Sadly this whole journey to get a job up here and earn some bread has yielded no fruit. I'll be in negative dollars at the end of it if this apartment doesn't quickly sell off. so if you're in niagara falls and looking for a cheap place, please do me a favor and take my apartment from kenmore development. Reasonable rate, nice comfy living space. You can have her, I'm going to go the nomad road and live life in a camper once I save up for it.
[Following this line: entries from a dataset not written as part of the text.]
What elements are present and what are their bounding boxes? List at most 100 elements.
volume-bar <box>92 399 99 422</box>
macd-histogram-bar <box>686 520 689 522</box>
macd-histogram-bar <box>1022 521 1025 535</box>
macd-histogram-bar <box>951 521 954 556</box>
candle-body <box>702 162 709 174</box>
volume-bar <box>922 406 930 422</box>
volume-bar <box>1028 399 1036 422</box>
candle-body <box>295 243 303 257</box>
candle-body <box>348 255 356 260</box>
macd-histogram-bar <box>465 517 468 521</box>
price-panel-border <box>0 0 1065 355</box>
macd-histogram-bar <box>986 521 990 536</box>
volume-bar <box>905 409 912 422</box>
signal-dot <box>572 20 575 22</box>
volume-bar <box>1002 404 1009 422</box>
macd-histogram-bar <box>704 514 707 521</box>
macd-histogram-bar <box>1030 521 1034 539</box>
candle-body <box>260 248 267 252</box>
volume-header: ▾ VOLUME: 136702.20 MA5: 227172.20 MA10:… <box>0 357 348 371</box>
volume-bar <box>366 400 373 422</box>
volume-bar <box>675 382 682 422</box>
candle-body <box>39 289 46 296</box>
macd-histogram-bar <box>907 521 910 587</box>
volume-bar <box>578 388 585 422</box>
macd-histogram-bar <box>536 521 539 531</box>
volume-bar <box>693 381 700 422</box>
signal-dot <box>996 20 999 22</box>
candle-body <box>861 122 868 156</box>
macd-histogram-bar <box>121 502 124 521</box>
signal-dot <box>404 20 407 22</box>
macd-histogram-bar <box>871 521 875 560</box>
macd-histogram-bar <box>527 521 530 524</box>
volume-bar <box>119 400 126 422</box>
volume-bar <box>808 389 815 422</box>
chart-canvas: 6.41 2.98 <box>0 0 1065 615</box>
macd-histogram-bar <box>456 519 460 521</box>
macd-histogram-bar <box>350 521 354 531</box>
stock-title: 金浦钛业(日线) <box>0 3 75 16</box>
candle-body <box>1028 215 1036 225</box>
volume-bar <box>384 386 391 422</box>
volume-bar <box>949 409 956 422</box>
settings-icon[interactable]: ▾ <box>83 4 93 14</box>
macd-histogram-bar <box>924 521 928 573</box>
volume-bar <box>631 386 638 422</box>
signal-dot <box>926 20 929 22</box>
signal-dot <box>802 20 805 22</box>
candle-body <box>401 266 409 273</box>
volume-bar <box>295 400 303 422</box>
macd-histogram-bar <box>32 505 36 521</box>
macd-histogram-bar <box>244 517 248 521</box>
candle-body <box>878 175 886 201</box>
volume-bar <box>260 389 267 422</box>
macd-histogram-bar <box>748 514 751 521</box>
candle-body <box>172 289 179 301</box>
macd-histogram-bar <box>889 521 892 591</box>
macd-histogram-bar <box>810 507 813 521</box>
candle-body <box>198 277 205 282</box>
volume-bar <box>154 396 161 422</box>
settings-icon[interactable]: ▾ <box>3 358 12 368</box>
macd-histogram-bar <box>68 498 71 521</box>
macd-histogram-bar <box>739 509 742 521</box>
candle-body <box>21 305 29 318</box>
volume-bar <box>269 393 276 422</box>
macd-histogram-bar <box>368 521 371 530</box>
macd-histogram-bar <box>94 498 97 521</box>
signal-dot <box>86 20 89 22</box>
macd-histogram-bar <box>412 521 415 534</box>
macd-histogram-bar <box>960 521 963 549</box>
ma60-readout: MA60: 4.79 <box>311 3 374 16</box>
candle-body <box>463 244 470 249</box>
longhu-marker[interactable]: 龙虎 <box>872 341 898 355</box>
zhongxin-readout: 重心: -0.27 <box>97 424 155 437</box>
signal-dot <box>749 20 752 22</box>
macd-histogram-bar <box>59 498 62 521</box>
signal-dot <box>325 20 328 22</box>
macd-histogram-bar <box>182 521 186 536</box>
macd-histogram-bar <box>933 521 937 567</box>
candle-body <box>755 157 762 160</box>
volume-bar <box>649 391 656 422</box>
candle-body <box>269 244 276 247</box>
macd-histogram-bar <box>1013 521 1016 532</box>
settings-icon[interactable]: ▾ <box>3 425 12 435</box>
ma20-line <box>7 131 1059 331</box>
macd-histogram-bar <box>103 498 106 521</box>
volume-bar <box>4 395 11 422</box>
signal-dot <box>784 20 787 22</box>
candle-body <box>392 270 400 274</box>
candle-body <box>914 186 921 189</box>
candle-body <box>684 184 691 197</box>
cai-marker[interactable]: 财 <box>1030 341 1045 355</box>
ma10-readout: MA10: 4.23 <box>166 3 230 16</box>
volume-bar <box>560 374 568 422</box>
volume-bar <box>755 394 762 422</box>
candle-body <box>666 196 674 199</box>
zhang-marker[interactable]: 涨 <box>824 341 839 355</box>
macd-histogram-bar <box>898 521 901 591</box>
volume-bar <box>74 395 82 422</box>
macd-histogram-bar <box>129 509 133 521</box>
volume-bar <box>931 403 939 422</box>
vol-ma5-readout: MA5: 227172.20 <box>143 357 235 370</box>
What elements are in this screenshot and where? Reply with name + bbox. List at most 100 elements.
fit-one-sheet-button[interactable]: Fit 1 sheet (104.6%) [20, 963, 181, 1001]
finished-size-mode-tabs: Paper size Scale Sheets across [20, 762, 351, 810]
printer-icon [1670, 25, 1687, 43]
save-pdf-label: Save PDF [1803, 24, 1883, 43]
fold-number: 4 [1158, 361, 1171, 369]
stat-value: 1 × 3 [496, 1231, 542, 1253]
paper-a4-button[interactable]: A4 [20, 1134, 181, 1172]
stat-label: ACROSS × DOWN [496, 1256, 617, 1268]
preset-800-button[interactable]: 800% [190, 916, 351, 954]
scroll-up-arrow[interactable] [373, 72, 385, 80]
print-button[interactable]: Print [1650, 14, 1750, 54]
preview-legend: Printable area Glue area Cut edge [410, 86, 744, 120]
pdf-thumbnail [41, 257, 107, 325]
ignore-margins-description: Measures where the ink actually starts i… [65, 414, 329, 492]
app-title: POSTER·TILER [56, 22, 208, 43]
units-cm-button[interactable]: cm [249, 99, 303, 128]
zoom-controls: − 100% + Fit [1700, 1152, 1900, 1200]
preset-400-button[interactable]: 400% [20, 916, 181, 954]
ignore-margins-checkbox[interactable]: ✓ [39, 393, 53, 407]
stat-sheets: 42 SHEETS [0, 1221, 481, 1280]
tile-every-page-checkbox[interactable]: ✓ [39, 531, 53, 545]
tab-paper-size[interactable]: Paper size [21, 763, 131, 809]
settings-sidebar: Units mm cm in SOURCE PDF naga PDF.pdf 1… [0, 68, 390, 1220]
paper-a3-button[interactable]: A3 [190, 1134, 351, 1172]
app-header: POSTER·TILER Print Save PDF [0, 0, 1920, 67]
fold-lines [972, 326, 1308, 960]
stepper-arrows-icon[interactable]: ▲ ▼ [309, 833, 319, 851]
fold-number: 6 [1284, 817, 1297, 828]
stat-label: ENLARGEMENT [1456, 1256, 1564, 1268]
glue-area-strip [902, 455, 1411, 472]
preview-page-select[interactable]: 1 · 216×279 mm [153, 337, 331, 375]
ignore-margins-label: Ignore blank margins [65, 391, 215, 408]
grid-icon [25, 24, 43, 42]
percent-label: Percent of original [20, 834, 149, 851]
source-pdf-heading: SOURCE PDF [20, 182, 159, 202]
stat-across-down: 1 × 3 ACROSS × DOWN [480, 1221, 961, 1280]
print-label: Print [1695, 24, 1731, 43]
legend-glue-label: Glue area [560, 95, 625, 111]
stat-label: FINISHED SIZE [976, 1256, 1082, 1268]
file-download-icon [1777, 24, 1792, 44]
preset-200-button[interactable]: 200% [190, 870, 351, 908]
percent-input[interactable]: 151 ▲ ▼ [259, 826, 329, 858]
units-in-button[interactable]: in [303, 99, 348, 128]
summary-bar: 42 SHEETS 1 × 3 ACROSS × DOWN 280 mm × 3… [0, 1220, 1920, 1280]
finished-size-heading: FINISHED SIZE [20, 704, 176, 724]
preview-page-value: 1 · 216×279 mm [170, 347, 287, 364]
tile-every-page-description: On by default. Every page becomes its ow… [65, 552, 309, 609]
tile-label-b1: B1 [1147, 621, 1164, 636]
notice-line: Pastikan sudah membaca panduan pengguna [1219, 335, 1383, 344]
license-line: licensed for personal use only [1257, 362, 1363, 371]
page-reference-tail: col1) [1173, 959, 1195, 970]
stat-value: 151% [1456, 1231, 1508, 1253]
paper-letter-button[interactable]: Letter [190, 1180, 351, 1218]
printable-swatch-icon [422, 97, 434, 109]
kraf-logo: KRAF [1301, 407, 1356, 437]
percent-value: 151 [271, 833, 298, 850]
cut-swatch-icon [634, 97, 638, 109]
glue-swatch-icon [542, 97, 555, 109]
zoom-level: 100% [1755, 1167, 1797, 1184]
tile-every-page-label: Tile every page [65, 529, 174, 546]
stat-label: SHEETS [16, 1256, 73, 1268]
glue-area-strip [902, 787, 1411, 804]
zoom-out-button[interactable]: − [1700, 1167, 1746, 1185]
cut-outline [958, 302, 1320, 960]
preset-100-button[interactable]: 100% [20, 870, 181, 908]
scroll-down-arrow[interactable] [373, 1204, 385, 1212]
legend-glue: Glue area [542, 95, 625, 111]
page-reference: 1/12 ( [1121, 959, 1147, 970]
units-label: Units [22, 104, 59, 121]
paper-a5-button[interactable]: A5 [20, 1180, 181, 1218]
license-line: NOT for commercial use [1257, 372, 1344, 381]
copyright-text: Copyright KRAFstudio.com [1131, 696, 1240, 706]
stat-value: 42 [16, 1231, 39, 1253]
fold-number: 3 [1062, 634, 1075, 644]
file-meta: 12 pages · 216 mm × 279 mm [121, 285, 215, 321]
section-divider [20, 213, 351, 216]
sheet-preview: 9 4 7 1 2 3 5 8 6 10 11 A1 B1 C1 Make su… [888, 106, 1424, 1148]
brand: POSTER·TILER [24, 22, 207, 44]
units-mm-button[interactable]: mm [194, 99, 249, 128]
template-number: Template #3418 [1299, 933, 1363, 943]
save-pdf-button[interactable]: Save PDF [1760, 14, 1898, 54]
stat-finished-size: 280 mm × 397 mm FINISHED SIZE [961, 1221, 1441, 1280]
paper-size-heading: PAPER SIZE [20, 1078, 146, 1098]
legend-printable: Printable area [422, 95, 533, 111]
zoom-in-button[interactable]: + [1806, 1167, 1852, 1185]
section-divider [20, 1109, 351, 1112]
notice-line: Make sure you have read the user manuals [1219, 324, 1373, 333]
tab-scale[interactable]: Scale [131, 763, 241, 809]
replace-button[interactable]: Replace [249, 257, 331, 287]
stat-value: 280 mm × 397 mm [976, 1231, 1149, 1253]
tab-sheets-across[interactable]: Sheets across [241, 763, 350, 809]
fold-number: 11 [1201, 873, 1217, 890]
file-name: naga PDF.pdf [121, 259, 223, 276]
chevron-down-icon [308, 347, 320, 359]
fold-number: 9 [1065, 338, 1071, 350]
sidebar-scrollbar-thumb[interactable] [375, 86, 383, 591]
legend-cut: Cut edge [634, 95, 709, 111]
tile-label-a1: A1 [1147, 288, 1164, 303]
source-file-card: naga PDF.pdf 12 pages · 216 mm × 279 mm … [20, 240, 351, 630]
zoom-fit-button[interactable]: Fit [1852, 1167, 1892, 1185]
Such a joke. I have to struggle to find a job when I get down to a more black friendly area (this is a sad thing to have to do but I'm facing an uphill battle to get a job up here.) just to pay for an apartment I'm not occupying until they get rid of it. I'd rather take the second deal and cut the rent in half and finish the lease out. But I reason this place is cheap, it'll go fast to somebody... I hope it does.
You think I'm bsing about having a tough time getting a job up in a majority white town? I wish I was too. I'm not stupid. I know that if I apply, they'll choose a white or hispanic or asian over hiring me. Makes life easier for themselves, keeps their business looking more inviting to the public. Where the hell can I get a job? Some place where I won't be seen every day by hundreds of people. Most of the jobs up here are open and out front. I got to find something out of the way and unexposed. That's where they'd prefer to put me. I don't give a damn as long as I get a check, be racist all day, means nothing to me.
Do I want to go back home to my black neighborhood? Kinda... sorta??? That place is my home, I'll always love it, but it's full of its own problems. I don't want to deal with black people and their bullshit constantly, hell no. Getting out of there and hanging up here with white people who live lives like they're in heaven and have no worries, it's been refreshing I must say. Was looking forward to sticking around.
Now I have to go back home and dodge bullets. Deal with black angst and ignorance. Cops roaming the streets waiting to scoop up the daily negro.
No I don't want to go back to that...
I will be happy to finish my static shock project, that's about it. I wish this didn't go down like this. I wish I could get unemployment. Gotta see if there's an alternative, something. I have to qualify for some kind of aid after working and then being cut down so fast...
I can't believe unemployment has to have requirements like certain months of work. It's supposed to help you when you are fired, period. It's not about waiting until you get fired after a certain time... who decided this bullshit. Goddamn.... If I didn't have my parents house to go back to what would I do?
Apparently struggle for months in a homeless shelter while I search for a job somewhere.... so retarded.
4 years of bone crushing soul sucking high school for this? Really????????????????